The Devil and King John by Philip Lindsay

This novel by Philip Lindsay, about King John of England, was first published in 1951.  It’s an interesting take on John and his motivations.  While King John, almost invariably as a villain appears in much of the fiction I read, this is one of few novels focussed entirely on him.

At times the language in the novel is dated: it’s been a long time since I’ve heard ‘gay’ used in the sense of happiness rather than referring to homosexuality.  If you are interested in King John, you may enjoy this novel.

The Devil and King John by Philip Lindsay

‘There is a devil in me at times, and it grips my hands, and uses them.’

King John of England (he reigned from 6 April 1199 to 19 October 1216) features in a number of novels, and is frequently depicted as a villain in television series and movies.  I’ve not come across many novels with John as the main character, and was very keen to read this re-published novel by Philip Lindsay.  ‘The Devil and King John’ was first published in 1951, and some of the language useage clearly reflects this.  [Yes, Gentle Reader, ‘gay’ was once an adjective that referred only to happiness]

The novel follows John, from his time as ‘John Lackland’, favourite of his father King Henry II, through the reign of King Richard I, through his kingship.

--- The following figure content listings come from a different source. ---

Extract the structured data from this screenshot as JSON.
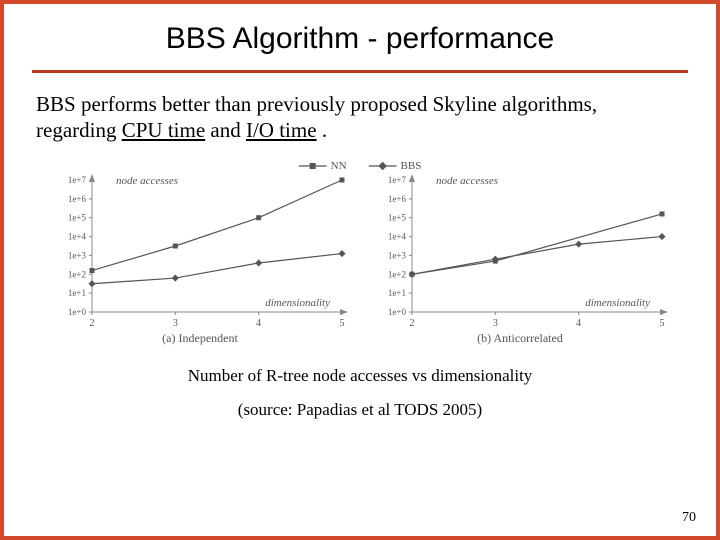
{
  "slide": {
    "title": "BBS Algorithm - performance",
    "body_pre": "BBS performs better than previously proposed Skyline algorithms, regarding",
    "body_u1": "CPU time",
    "body_mid": " and ",
    "body_u2": "I/O time",
    "body_post": ".",
    "caption1": "Number of R-tree node accesses vs dimensionality",
    "caption2": "(source: Papadias et al TODS 2005)",
    "page_number": "70"
  },
  "colors": {
    "frame": "#d14b2a",
    "rule": "#b8391f",
    "axis": "#888888",
    "text": "#000000",
    "tick_text": "#666666",
    "series": "#555555"
  },
  "legend": {
    "series": [
      {
        "name": "NN",
        "marker": "square"
      },
      {
        "name": "BBS",
        "marker": "diamond"
      }
    ]
  },
  "chart_left": {
    "type": "line",
    "y_label": "node accesses",
    "x_label": "dimensionality",
    "subcaption": "(a) Independent",
    "y_ticks_log_exp": [
      0,
      1,
      2,
      3,
      4,
      5,
      6,
      7
    ],
    "y_tick_labels": [
      "1e+0",
      "1e+1",
      "1e+2",
      "1e+3",
      "1e+4",
      "1e+5",
      "1e+6",
      "1e+7"
    ],
    "x_ticks": [
      2,
      3,
      4,
      5
    ],
    "xlim": [
      2,
      5
    ],
    "ylim_exp": [
      0,
      7
    ],
    "series": {
      "NN": {
        "marker": "square",
        "points": [
          [
            2,
            2.2
          ],
          [
            3,
            3.5
          ],
          [
            4,
            5.0
          ],
          [
            5,
            7.0
          ]
        ]
      },
      "BBS": {
        "marker": "diamond",
        "points": [
          [
            2,
            1.5
          ],
          [
            3,
            1.8
          ],
          [
            4,
            2.6
          ],
          [
            5,
            3.1
          ]
        ]
      }
    },
    "line_width": 1.2,
    "marker_size": 5,
    "axis_color": "#888888",
    "series_color": "#555555",
    "label_fontsize": 11,
    "tick_fontsize": 9
  },
  "chart_right": {
    "type": "line",
    "y_label": "node accesses",
    "x_label": "dimensionality",
    "subcaption": "(b) Anticorrelated",
    "y_ticks_log_exp": [
      0,
      1,
      2,
      3,
      4,
      5,
      6,
      7
    ],
    "y_tick_labels": [
      "1e+0",
      "1e+1",
      "1e+2",
      "1e+3",
      "1e+4",
      "1e+5",
      "1e+6",
      "1e+7"
    ],
    "x_ticks": [
      2,
      3,
      4,
      5
    ],
    "xlim": [
      2,
      5
    ],
    "ylim_exp": [
      0,
      7
    ],
    "series": {
      "NN": {
        "marker": "square",
        "points": [
          [
            2,
            2.0
          ],
          [
            3,
            2.7
          ],
          [
            5,
            5.2
          ]
        ]
      },
      "BBS": {
        "marker": "diamond",
        "points": [
          [
            2,
            2.0
          ],
          [
            3,
            2.8
          ],
          [
            4,
            3.6
          ],
          [
            5,
            4.0
          ]
        ]
      }
    },
    "line_width": 1.2,
    "marker_size": 5,
    "axis_color": "#888888",
    "series_color": "#555555",
    "label_fontsize": 11,
    "tick_fontsize": 9
  }
}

In this novel Philip Lindsay has focussed on John’s beliefs – in the ‘Old Religion’ of witchcraft – as being behind his clashes with the Church after he becomes King.  Was his first wife, Isabella, Countess of Gloucester (also known as Hadwisa) really a witch? Such a portrayal serves the plot of Mr Lindsay’s novel as it provides him with a connection between John and witchcraft.  After his marriage to Hadwisa is annulled, John is depicted as being besotted by his second wife Isabella, Countess of Angoulême.  But John can also be very cruel, the legacy perhaps of his famed Angevin temper.

At times I found myself feeling some sympathy for John: his being drawn to the ‘Old Religion’ provides a surprisingly plausible explanation (in fiction, at least) for some of his responses to the Church. And the Magna Carta?  In this novel there are two sides to the argument over the Magna Carta.  I have to think about that some more.

This is an interesting portrayal of John, and more sympathetic towards him than any other fictional account I’ve read.

Note: My thanks to NetGalley and Endeavour Press for providing me with a free electronic copy of this book for review purposes.